Examples of other things I learned from this book are:
  • Lactate transport out of the muscle and into the blood where it can be carried away is what limits  the rate of anaerobic glycolysis in muscle, not the rate at which glycolysis occurs. In evidence of that, blood lactate remains elevated for 10 minutes after the end of exercise.
  • The muscle pain that occurs during high intensity exercise correlates with potassium levels in the fluids surrounding the muscles, not those of lactate or pH.

Limitations of This Book


I complained at the top of the post that there were limitations in what this book covers. I'd like to moderate that complaint a bit, it is possible that what I am seeing as a limitation is a strength, that the information that I see as missing is not missing because the authors failed to put it in the book but because it doesn't really exist. Similarly, there may be "facts" that seem plausible, seem like reasonable extensions of what is known, which most experts would bet on, but which have not been experimentally verified with a sufficient degree of rigor to satisfy the authors of this book. When I would hit one of these gaps, I would run off to Wikipedia or search the Internet trying to fill it, and I often could. But could I trust these sources? As I rule, I tend to trust Wikipedia, but I'm sure it has its own strengths and weaknesses. Although I am sure that in some cases my alternative sources are wrong, I am pretty sure that there are other cases where the information I find elsewhere could and should have been in the book.
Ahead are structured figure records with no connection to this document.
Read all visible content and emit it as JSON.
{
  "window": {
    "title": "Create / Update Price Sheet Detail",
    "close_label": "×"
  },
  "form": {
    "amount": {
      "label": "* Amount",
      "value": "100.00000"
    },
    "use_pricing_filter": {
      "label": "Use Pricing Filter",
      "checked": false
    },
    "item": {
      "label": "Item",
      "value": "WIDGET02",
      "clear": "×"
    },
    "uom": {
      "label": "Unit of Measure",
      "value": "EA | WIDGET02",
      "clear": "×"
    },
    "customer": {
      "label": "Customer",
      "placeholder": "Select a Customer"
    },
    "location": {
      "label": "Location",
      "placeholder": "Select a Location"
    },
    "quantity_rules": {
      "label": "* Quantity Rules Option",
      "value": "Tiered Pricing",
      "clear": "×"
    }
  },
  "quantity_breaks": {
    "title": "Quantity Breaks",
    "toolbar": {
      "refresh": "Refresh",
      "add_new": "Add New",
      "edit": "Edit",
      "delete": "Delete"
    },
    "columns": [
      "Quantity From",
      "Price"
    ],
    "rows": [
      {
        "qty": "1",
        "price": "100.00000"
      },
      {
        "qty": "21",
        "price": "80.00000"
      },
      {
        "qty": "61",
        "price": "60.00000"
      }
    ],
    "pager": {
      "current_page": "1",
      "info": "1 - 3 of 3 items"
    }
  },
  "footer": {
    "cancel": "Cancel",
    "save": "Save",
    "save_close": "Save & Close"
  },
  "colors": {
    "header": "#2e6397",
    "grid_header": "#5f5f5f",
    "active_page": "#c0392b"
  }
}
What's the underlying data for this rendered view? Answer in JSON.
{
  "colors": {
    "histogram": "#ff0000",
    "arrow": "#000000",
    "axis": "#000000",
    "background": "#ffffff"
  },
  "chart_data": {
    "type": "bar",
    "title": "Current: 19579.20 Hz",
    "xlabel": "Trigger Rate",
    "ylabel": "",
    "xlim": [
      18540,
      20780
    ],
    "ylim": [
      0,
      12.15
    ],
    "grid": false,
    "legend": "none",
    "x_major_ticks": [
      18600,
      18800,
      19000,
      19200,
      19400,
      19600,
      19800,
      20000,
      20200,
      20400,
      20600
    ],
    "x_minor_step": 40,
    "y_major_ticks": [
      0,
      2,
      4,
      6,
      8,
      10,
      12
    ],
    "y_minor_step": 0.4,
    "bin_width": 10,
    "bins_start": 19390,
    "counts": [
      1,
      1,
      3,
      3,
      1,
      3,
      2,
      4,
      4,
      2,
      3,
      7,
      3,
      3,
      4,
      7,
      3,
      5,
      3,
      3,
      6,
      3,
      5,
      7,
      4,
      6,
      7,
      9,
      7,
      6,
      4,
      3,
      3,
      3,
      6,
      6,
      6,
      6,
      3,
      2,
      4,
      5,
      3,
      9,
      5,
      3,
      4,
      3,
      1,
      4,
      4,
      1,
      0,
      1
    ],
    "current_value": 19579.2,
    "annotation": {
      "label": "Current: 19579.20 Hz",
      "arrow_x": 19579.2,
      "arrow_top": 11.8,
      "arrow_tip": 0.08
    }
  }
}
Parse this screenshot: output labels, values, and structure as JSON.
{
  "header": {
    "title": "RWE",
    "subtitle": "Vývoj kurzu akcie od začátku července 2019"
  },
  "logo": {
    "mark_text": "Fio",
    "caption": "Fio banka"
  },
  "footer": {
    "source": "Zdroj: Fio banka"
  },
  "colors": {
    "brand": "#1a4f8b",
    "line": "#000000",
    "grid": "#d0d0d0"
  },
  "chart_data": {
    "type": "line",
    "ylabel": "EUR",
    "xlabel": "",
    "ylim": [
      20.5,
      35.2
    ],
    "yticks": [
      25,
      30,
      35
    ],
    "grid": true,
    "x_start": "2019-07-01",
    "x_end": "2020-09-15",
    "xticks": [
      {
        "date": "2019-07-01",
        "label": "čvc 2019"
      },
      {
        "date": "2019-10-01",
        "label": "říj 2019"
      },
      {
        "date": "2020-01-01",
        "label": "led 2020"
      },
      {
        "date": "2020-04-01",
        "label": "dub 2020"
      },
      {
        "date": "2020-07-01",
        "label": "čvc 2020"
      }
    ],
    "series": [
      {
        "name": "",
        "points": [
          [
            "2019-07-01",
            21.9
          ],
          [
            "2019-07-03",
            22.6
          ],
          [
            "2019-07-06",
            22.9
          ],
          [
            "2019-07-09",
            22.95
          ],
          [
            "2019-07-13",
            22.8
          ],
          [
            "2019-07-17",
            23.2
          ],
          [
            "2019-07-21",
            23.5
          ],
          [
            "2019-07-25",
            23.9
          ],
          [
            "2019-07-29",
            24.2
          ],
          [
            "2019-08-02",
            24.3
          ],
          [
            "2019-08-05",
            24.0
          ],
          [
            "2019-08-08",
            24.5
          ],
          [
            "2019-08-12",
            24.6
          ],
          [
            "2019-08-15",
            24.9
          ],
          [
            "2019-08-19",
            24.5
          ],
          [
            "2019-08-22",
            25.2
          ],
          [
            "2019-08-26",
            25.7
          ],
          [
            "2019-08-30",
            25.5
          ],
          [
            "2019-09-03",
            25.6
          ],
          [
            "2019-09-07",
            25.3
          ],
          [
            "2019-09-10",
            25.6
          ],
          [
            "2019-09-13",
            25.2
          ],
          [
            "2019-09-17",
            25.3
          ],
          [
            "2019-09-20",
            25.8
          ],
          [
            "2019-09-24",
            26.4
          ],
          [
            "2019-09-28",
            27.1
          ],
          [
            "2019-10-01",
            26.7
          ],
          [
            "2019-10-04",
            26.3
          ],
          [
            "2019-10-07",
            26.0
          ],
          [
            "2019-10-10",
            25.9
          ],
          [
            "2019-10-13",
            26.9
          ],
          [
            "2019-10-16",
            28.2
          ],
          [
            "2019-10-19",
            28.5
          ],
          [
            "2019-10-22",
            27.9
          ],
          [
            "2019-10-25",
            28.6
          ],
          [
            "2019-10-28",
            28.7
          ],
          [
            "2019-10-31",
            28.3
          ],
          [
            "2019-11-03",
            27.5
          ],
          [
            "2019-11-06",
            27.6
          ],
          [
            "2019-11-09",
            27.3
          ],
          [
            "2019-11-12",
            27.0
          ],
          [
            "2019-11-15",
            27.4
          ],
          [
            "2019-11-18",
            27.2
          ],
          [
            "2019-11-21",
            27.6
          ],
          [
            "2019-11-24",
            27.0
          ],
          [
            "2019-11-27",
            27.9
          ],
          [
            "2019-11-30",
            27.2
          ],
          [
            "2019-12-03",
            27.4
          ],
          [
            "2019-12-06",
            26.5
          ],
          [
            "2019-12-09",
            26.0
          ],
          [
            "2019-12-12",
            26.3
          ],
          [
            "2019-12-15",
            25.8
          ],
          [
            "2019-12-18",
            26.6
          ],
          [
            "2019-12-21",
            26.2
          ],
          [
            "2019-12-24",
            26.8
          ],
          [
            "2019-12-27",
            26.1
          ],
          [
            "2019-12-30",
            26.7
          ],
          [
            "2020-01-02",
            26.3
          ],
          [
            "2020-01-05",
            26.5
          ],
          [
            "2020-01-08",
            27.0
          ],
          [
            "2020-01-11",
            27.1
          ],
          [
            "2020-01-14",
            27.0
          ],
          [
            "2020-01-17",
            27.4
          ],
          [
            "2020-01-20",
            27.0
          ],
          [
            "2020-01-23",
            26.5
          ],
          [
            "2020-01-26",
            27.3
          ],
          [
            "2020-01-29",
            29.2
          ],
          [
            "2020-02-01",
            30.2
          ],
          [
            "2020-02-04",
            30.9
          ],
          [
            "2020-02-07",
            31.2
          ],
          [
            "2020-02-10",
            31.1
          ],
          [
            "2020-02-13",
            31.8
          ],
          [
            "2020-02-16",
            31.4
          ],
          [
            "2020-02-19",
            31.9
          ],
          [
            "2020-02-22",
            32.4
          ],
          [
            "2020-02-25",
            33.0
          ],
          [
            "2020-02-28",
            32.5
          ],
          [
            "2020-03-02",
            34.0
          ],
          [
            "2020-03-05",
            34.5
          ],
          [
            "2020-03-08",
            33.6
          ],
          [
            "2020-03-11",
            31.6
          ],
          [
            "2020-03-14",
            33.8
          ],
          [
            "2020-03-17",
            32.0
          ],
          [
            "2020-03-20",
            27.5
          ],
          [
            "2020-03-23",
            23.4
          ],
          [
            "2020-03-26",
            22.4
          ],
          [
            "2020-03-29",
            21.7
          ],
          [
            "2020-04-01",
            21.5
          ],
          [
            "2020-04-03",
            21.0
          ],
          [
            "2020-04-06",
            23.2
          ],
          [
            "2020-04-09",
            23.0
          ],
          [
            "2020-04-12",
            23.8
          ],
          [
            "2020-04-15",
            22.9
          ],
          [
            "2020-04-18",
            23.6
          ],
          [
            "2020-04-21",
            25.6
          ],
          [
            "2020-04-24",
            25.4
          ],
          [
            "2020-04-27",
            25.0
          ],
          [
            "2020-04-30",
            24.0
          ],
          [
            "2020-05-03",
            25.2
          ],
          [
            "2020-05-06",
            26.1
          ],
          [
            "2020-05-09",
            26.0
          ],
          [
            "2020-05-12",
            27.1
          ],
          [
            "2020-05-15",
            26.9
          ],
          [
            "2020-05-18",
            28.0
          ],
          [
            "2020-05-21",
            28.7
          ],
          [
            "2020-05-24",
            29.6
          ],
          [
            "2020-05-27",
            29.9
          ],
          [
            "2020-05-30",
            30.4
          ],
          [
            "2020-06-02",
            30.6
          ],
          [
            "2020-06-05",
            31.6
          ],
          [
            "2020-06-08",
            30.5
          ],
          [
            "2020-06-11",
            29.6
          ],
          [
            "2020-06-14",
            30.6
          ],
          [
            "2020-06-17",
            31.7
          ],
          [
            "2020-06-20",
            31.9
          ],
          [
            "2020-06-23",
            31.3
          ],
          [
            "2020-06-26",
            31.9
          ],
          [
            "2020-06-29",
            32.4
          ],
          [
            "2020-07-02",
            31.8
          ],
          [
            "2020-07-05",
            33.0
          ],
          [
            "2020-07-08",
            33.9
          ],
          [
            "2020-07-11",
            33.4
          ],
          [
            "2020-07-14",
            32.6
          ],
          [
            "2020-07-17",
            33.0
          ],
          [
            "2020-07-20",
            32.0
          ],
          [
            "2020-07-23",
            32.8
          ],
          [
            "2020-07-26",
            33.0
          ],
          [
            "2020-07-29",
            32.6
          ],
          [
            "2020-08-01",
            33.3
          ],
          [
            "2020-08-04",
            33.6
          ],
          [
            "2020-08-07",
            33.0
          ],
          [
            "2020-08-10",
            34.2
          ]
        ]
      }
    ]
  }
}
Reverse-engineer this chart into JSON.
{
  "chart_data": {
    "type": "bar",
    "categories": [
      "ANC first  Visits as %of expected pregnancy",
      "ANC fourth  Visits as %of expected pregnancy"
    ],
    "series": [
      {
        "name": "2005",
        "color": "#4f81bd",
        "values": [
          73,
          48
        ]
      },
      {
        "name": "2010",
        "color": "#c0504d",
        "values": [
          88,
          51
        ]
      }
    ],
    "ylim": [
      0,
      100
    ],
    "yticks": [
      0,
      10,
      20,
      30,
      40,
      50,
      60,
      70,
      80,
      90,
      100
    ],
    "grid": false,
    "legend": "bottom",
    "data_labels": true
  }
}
So, with all those reservations, here are some examples of gaps:
  • The two kinds of fuel used by muscle to generate ATP and thus muscle power are fat (lipids) and carbohydrate (glucose/glycogen.) The book discusses the importance of the kinetics of anaerobic glycolysis, oxidation of glucose, and oxidation of lipids to the endurance athlete and thus the importance of utilizing lipids to spare glycogen but does not discuss how long the lipid stored in muscle lasts, the kinetics of utilization of muscle lipids vs lipids from other parts of the body, nor the impact of glucose from foods eaten while exercise, the information needed to build a complete picture out of their kinetic argument.
  • I was delighted to read about Satellite Cells in Chapter 10 of this book. These seemed like they might be the muscle stem cells in which I am so interested. It turns out they are, but I had to go to Wikipedia to find that out.
I think I am working myself up to a series of posts on exercise and fatigue, and if I am, this is the first of those posts. The way this topic is organizing itself is that I am presenting it in multiple posts and getting the foundational material out of the way first so that the climactic post will be shorter and more readable. If I pull this off, this post will be the first of those foundational posts. In any case, I expect to refer back to this book often.